En aquel periodo existía ya un procedimiento ante el registro civil de rectificación de acta de nacimiento, sin embargo, dependía del criterio del juez la aprobación de cambio de nombre, pero de sexo nunca. Por ese tiempo impartí algunos talleres a diputados y a receptores de quejas del CONAPRED para actualizarlos sobre las nuevas legislaciones. Así inició la ley para el levantamiento de acta por la concordancia sexo genérica en 2008. El problema: el sistema de salud pública del D.F. no consintió asumir los gastos clínicos, psicológicos y hormonales del proceso de reasignación de sexo. Al final, la ley se convirtió en un negocio para un grupo de abogados que cobran $60 mil pesos por llevar un juicio que de acuerdo con la normatividad debería ser gratuito.

 

En mi vida personal, me he enfrentado a la insensibilidad por parte de las autoridades así como a las deficiencias estructurales para combatir la discriminación. Donde vivo no existían accesos para personas con discapacidad, hay banquetas de hasta 40 cm de alto. El administrador en turno me sugirió poner una rampa de 7m de largo en un jardín trasero, para no “afear” la fachada. Una vez que comencé la construcción, me demandaron ante la procuraduría social por invasión de área común, presentado también las firmas de 150 vecinos en mi contra. La multa ascendía a 500 días de salario mínimo.

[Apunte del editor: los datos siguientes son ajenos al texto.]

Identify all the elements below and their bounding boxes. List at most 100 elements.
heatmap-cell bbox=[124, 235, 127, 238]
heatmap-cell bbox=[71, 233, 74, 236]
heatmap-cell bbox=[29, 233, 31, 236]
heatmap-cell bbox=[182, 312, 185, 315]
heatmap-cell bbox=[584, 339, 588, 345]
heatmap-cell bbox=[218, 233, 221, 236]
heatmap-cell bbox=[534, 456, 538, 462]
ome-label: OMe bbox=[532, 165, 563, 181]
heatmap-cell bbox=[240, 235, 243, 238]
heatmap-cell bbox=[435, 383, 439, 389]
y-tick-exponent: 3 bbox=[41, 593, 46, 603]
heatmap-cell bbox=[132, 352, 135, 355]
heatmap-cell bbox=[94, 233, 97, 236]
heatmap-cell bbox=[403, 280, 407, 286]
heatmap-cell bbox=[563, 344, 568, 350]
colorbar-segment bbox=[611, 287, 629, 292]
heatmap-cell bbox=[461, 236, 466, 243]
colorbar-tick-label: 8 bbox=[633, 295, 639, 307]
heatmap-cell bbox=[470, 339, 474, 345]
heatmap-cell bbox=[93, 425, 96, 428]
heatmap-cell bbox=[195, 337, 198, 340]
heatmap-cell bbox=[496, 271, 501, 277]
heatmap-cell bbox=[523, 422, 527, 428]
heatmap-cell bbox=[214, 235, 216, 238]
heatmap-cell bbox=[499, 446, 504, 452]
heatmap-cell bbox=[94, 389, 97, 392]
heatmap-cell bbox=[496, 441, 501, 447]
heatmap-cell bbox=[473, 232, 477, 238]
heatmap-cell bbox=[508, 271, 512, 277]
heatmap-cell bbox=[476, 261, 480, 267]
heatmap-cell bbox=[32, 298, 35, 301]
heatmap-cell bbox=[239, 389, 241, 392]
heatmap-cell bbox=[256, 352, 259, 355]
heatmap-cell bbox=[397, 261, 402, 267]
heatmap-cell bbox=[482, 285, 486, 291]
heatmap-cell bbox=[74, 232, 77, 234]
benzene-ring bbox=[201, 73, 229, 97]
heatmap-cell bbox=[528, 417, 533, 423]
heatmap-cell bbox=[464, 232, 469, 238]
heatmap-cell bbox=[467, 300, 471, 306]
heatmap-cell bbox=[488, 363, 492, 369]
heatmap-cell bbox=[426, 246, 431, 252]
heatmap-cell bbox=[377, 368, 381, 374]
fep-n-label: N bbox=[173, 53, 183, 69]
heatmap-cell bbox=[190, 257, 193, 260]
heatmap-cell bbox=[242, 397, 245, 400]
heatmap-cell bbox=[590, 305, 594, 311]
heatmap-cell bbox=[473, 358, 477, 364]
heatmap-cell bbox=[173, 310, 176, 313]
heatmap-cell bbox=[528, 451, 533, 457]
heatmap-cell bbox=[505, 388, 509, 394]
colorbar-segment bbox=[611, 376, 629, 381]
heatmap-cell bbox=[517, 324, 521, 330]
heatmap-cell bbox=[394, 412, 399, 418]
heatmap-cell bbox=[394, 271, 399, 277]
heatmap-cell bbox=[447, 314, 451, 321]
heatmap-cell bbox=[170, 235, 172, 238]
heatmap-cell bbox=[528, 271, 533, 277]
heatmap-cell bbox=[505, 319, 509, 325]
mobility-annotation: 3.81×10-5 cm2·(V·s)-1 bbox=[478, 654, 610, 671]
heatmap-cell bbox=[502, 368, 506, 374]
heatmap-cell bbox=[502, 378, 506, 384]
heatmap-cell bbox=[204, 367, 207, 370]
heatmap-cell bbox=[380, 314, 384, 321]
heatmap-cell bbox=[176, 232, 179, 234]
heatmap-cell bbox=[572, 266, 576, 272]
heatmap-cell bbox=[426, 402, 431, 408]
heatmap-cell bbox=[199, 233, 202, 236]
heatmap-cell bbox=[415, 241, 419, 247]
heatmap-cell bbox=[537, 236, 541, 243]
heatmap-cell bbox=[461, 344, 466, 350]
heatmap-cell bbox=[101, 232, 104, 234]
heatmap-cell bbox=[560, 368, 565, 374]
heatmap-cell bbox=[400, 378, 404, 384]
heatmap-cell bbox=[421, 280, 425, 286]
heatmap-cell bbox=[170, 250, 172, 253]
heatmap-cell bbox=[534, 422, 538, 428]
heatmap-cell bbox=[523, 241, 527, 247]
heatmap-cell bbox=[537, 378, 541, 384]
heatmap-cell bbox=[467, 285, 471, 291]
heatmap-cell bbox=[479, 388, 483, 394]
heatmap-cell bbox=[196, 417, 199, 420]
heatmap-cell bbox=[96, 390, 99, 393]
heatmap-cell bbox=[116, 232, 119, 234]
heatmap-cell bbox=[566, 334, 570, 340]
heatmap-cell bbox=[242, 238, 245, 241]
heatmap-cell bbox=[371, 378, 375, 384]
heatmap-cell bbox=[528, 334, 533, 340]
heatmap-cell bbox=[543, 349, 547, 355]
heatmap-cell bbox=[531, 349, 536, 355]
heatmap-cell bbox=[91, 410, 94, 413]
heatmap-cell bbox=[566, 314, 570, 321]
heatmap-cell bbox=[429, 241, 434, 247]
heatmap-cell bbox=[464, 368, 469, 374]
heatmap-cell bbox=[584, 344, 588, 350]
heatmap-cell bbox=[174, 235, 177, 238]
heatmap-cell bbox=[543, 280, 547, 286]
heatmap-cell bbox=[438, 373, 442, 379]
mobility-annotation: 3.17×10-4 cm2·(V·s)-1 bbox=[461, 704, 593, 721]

Sé que no vivo discriminada por mi discapacidad física, a lo mucho me vuelvo invisible. Si no te ven, no te agreden, pero el cambio de sexo no es tolerado, condición que parece “justificar” la violencia por parte de terceros. Vivo con una migraña permanente, colitis que se me disparó de manera exponencial debido al estado de tensión constante en el que vivo, también tengo problemas de sueño.

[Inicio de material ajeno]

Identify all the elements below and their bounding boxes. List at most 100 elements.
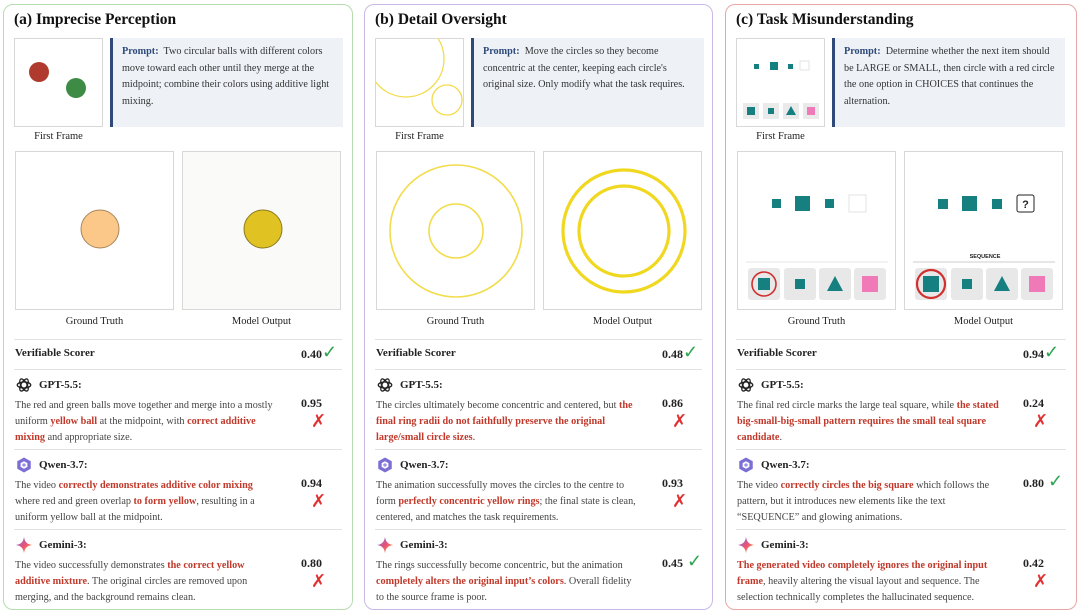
verifiable-scorer-label: Verifiable Scorer bbox=[15, 347, 95, 359]
model-score: 0.86 bbox=[662, 396, 683, 410]
qwen-icon bbox=[737, 456, 755, 474]
comment-text: , resulting in a uniform yellow ball at … bbox=[15, 496, 255, 523]
model-comment: The rings successfully become concentric… bbox=[376, 558, 638, 606]
cross-icon: ✗ bbox=[672, 411, 688, 431]
divider bbox=[14, 529, 342, 530]
divider bbox=[736, 449, 1066, 450]
comment-text: , heavily altering the visual layout and… bbox=[737, 576, 980, 603]
ground-truth-label: Ground Truth bbox=[426, 316, 485, 327]
model-name: Qwen-3.7: bbox=[761, 459, 810, 471]
model-output-image bbox=[182, 151, 341, 310]
first-frame-circles bbox=[376, 39, 463, 116]
model-score: 0.24 bbox=[1023, 396, 1044, 410]
ground-truth-image bbox=[15, 151, 174, 310]
comment-text: . Overall fidelity to the source frame i… bbox=[376, 576, 632, 603]
first-frame-label: First Frame bbox=[756, 131, 805, 142]
highlighted-text: perfectly concentric yellow rings bbox=[398, 496, 540, 507]
ground-truth-image bbox=[737, 151, 896, 310]
model-score: 0.80 bbox=[1023, 476, 1044, 490]
openai-icon bbox=[15, 376, 33, 394]
cross-icon: ✗ bbox=[311, 491, 327, 511]
model-name: Qwen-3.7: bbox=[39, 459, 88, 471]
panel-imprecise-perception: (a) Imprecise Perception First Frame Pro… bbox=[3, 4, 353, 610]
first-frame-label: First Frame bbox=[395, 131, 444, 142]
highlighted-text: the final ring radii do not faithfully p… bbox=[376, 400, 633, 443]
check-icon: ✓ bbox=[322, 342, 338, 362]
model-output-image bbox=[543, 151, 702, 310]
verifiable-scorer-score: 0.94 bbox=[1023, 347, 1044, 361]
model-comment: The video correctly demonstrates additiv… bbox=[15, 478, 277, 526]
model-comment: The circles ultimately become concentric… bbox=[376, 398, 638, 446]
first-frame-balls bbox=[29, 62, 86, 98]
check-icon: ✓ bbox=[1044, 342, 1060, 362]
qwen-icon bbox=[15, 456, 33, 474]
highlighted-text: correctly demonstrates additive color mi… bbox=[58, 480, 253, 491]
comment-text: . The original circles are removed upon … bbox=[15, 576, 248, 603]
check-icon: ✓ bbox=[683, 342, 699, 362]
panel-title: (a) Imprecise Perception bbox=[14, 11, 177, 28]
divider bbox=[375, 449, 702, 450]
highlighted-text: to form yellow bbox=[133, 496, 197, 507]
openai-icon bbox=[376, 376, 394, 394]
gemini-icon bbox=[376, 536, 394, 554]
check-icon: ✓ bbox=[687, 551, 703, 571]
comment-text: at the midpoint, with bbox=[97, 416, 188, 427]
qwen-icon bbox=[376, 456, 394, 474]
comment-text: The video bbox=[15, 480, 59, 491]
first-frame-image bbox=[375, 38, 464, 127]
model-name: Gemini-3: bbox=[39, 539, 87, 551]
panel-title: (b) Detail Oversight bbox=[375, 11, 507, 28]
comment-text: . bbox=[779, 432, 782, 443]
verifiable-scorer-label: Verifiable Scorer bbox=[737, 347, 817, 359]
highlighted-text: yellow ball bbox=[50, 416, 98, 427]
model-output-label: Model Output bbox=[592, 316, 653, 327]
comment-text: The rings successfully become concentric… bbox=[376, 560, 623, 571]
prompt-label: Prompt: bbox=[844, 46, 881, 57]
prompt-box: Prompt: Two circular balls with differen… bbox=[110, 38, 343, 127]
comment-text: The video bbox=[737, 480, 781, 491]
first-frame-image bbox=[14, 38, 103, 127]
highlighted-text: correctly circles the big square bbox=[780, 480, 914, 491]
ground-truth-image bbox=[376, 151, 535, 310]
model-name: Qwen-3.7: bbox=[400, 459, 449, 471]
model-output-sequence: ? SEQUENCE bbox=[913, 194, 1055, 300]
divider bbox=[736, 339, 1066, 340]
check-icon: ✓ bbox=[1048, 471, 1064, 491]
prompt-box: Prompt: Determine whether the next item … bbox=[832, 38, 1065, 127]
model-comment: The red and green balls move together an… bbox=[15, 398, 277, 446]
prompt-text: Two circular balls with different colors… bbox=[122, 46, 330, 107]
comment-text: ; the final state is clean, centered, an… bbox=[376, 496, 636, 523]
comment-text: The video successfully demonstrates bbox=[15, 560, 168, 571]
highlighted-text: The generated video completely ignores t… bbox=[737, 560, 988, 587]
divider bbox=[14, 369, 342, 370]
model-score: 0.93 bbox=[662, 476, 683, 490]
model-output-label: Model Output bbox=[953, 316, 1014, 327]
model-score: 0.45 bbox=[662, 556, 683, 570]
cross-icon: ✗ bbox=[1033, 571, 1049, 591]
model-comment: The video successfully demonstrates the … bbox=[15, 558, 277, 606]
gemini-icon bbox=[15, 536, 33, 554]
prompt-text: Determine whether the next item should b… bbox=[844, 46, 1055, 107]
cross-icon: ✗ bbox=[311, 411, 327, 431]
first-frame-label: First Frame bbox=[34, 131, 83, 142]
sequence-text: SEQUENCE bbox=[970, 254, 1001, 260]
divider bbox=[736, 529, 1066, 530]
model-name: GPT-5.5: bbox=[400, 379, 443, 391]
model-comment: The animation successfully moves the cir… bbox=[376, 478, 638, 526]
ground-truth-label: Ground Truth bbox=[65, 316, 124, 327]
comment-text: . bbox=[472, 432, 476, 443]
cross-icon: ✗ bbox=[311, 571, 327, 591]
ground-truth-ball bbox=[80, 209, 120, 249]
model-score: 0.95 bbox=[301, 396, 322, 410]
verifiable-scorer-score: 0.48 bbox=[662, 347, 683, 361]
comment-text: which follows the pattern, but it introd… bbox=[737, 480, 990, 523]
divider bbox=[14, 339, 342, 340]
first-frame-sequence bbox=[743, 60, 819, 119]
model-score: 0.80 bbox=[301, 556, 322, 570]
model-name: GPT-5.5: bbox=[761, 379, 804, 391]
model-output-image: ? SEQUENCE bbox=[904, 151, 1063, 310]
prompt-box: Prompt: Move the circles so they become … bbox=[471, 38, 704, 127]
panel-task-misunderstanding: (c) Task Misunderstanding First Frame Pr… bbox=[725, 4, 1077, 610]
cross-icon: ✗ bbox=[1033, 411, 1049, 431]
model-output-rings bbox=[561, 168, 687, 294]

He aprendido a darme permiso de tener miedo, los súper héroes no existen, he aceptado que el miedo me brinda la oportunidad de protegerme. No tengo contacto con mi familia, mi proceso provocó el distanciamiento total y tajante con ellos. La discriminación, las agresiones y burlas de mi familia, de mi papá, de mis hermanas, de mi mamá, me llevaron a un rompimiento absoluto.

Yo quiero una sociedad mejor, que cuide y proteja los derechos que por naturaleza tenemos. Un derecho no se nos regala, no se compra, no se vende, se ejerce pero para eso hay que cambiar cosas, educar gente, instituciones, y funcionarios, hay que picar piedra.”